Previously, we found that the association between subject line length and email open rate varies by industry. In this blog post, I will use the same generalized linear model (GLM) to examine the relationship between subject line words and open rates, and whether that relationship varies by industry as well.

Again, we'll be focusing on four industries within ThriveHive:

  1. Computers & Electronics
  2. Entertainment & Events
  3. Health & Fitness
  4. Professional Services

 Our data shows the first two industries' email open rates are performing below industry standards, while the second two are performing above industry standards.

 There's a healthy debate about which words work and which words don't.  For example, MailChimp's team suggests not using words like "Free" and using words like "Urgent".  Yesware suggests using terms like "call" versus a term like "calendar." In both cases, open rate is used as a metric of the words' usefulness.

So let's see what words are associated with higher open rates in our sample:

Red words are associated with lower open rates, while blue words are associated with higher open rates.  The larger the word, the more usage it had in the specific industry.

 From the visual above, we see that "sale" is frequently used by Computers & Electronics businesses. Meanwhile,  "newsletter" and other time-oriented words are used by Professional Services.  If we look at these words on their own, emails using the word "sale" are associated with lower than average open rates and "newsletter" are associated with higher than average open rates.

 So does this mean that when writing email subject lines you shouldn't use words like "sale" and should use words like "newsletter"? Not necessarily. As mentioned above and examined in the previous post, there may be something about these industries that leads these words to perform better or worse. Or, generally, these words may just be more used by one industry versus another.  

Subject Line Words + Industry

Using the model for this analysis proved tricky, as there were a number of terms that were used a lot by some industries and not at all by others (e.g. "week" was used by Health & Fitness, but not by Computers & Electronics).  

 Focusing on our industries of interest (i.e. Computers & Electronics, Entertainment & Events, Health & Fitness, and Professional Services), I identified three words used by all three; "newsletter", "spring", and "time".  All three showed a weak positive relationship with higher open rates. When included in the GLM model along with industry, the relationship all but disappeared; use of any of the three was not associated with any significant differences in open rates.  

 This is a bit at odds with other research, but much of the analysis on word choice is done for general guidelines, not at the industry level. If these analyses controlled for industry, they may see smaller differences in open rates by word use.

Limitations of These Results

 One potential issue is that of the number of emails in our sample; 2,500 emails compared to Adestra's report of 3 billion emails. Where Adestra has higher statistical power, we have more complete information about senders (e.g. industry).
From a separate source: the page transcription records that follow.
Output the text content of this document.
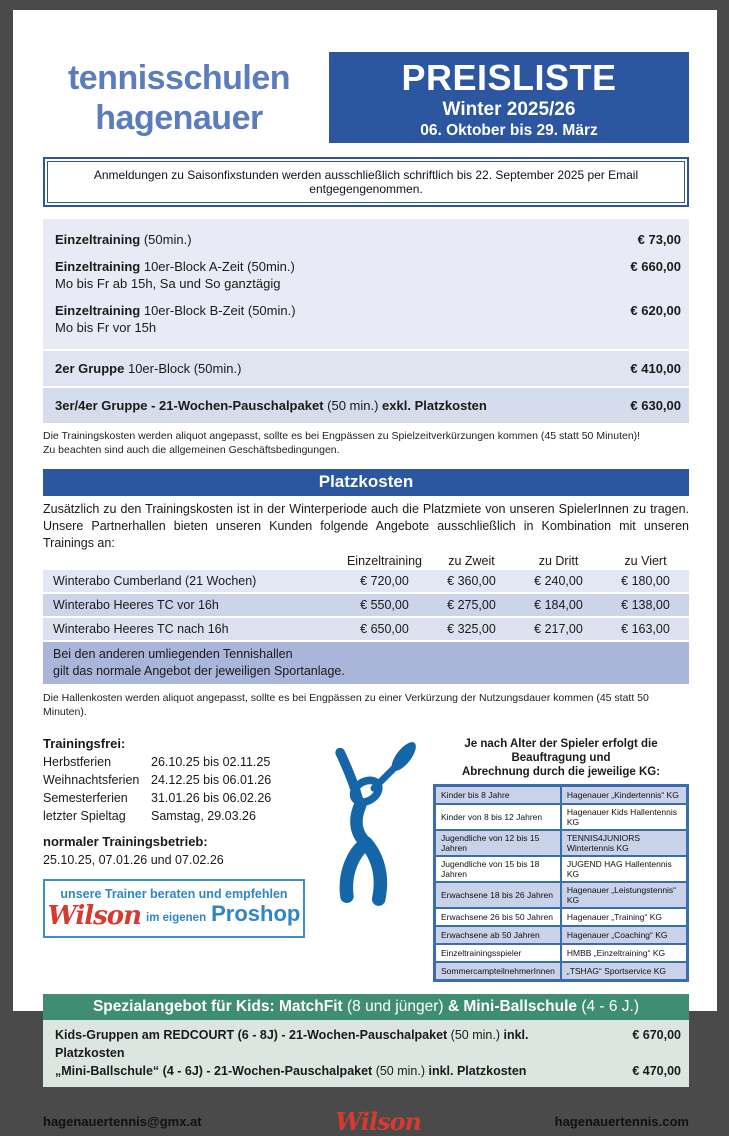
tennisschulen
hagenauer
PREISLISTE
Winter 2025/26
06. Oktober bis 29. März
Anmeldungen zu Saisonfixstunden werden ausschließlich schriftlich bis 22. September 2025 per Email entgegengenommen.
Einzeltraining (50min.)	€ 73,00
Einzeltraining 10er-Block A-Zeit (50min.)
Mo bis Fr ab 15h, Sa und So ganztägig
€ 660,00
Einzeltraining 10er-Block B-Zeit (50min.)
Mo bis Fr vor 15h
€ 620,00
2er Gruppe 10er-Block (50min.)	€ 410,00
3er/4er Gruppe - 21-Wochen-Pauschalpaket (50 min.) exkl. Platzkosten	€ 630,00
Die Trainingskosten werden aliquot angepasst, sollte es bei Engpässen zu Spielzeitverkürzungen kommen (45 statt 50 Minuten)!
Zu beachten sind auch die allgemeinen Geschäftsbedingungen.
Platzkosten
Zusätzlich zu den Trainingskosten ist in der Winterperiode auch die Platzmiete von unseren SpielerInnen zu tragen. Unsere Partnerhallen bieten unseren Kunden folgende Angebote ausschließlich in Kombination mit unseren Trainings an:
Einzeltraining	zu Zweit	zu Dritt	zu Viert
Winterabo Cumberland (21 Wochen)	€ 720,00	€ 360,00	€ 240,00	€ 180,00
Winterabo Heeres TC vor 16h	€ 550,00	€ 275,00	€ 184,00	€ 138,00
Winterabo Heeres TC nach 16h	€ 650,00	€ 325,00	€ 217,00	€ 163,00
Bei den anderen umliegenden Tennishallen
gilt das normale Angebot der jeweiligen Sportanlage.
Die Hallenkosten werden aliquot angepasst, sollte es bei Engpässen zu einer Verkürzung der Nutzungsdauer kommen (45 statt 50 Minuten).
Trainingsfrei:
Herbstferien	26.10.25 bis 02.11.25
Weihnachtsferien 24.12.25 bis 06.01.26
Semesterferien	31.01.26 bis 06.02.26
letzter Spieltag	Samstag, 29.03.26
normaler Trainingsbetrieb:
25.10.25, 07.01.26 und 07.02.26
unsere Trainer beraten und empfehlen
Wilson im eigenen Proshop
Je nach Alter der Spieler erfolgt die Beauftragung und
Abrechnung durch die jeweilige KG:
Kinder bis 8 Jahre	Hagenauer „Kindertennis“ KG
Kinder von 8 bis 12 Jahren	Hagenauer Kids Hallentennis KG
Jugendliche von 12 bis 15 Jahren	TENNIS4JUNIORS Wintertennis KG
Jugendliche von 15 bis 18 Jahren	JUGEND HAG Hallentennis KG
Erwachsene 18 bis 26 Jahren	Hagenauer „Leistungstennis“ KG
Erwachsene 26 bis 50 Jahren	Hagenauer „Training“ KG
Erwachsene ab 50 Jahren	Hagenauer „Coaching“ KG
Einzeltrainingsspieler	HMBB „Einzeltraining“ KG
SommercampteilnehmerInnen	„TSHAG“ Sportservice KG
Spezialangebot für Kids: MatchFit (8 und jünger) & Mini-Ballschule (4 - 6 J.)
Kids-Gruppen am REDCOURT (6 - 8J) - 21-Wochen-Pauschalpaket (50 min.) inkl. Platzkosten
€ 670,00
„Mini-Ballschule“ (4 - 6J) - 21-Wochen-Pauschalpaket (50 min.) inkl. Platzkosten	€ 470,00
hagenauertennis@gmx.at	Wilson	hagenauertennis.com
 Additionally,  I looked at the 50 most frequent words across industries. This extracts words that represent our email sample, but what are we really interested in? Not necessarily what words are associated with open rates, but what concepts are associated with open rates.  For example, a restaurant might have a "special" while a computer store might have a "sale".

 In another blog post, I will spend some time exploring how to extract words that are connected conceptually across industries to see how those "concepts" are associated with open rates.  Potentially I will be able to suggest alternative words for the same promotion that would likely result in higher open rates (e.g. "deal" instead of "sale).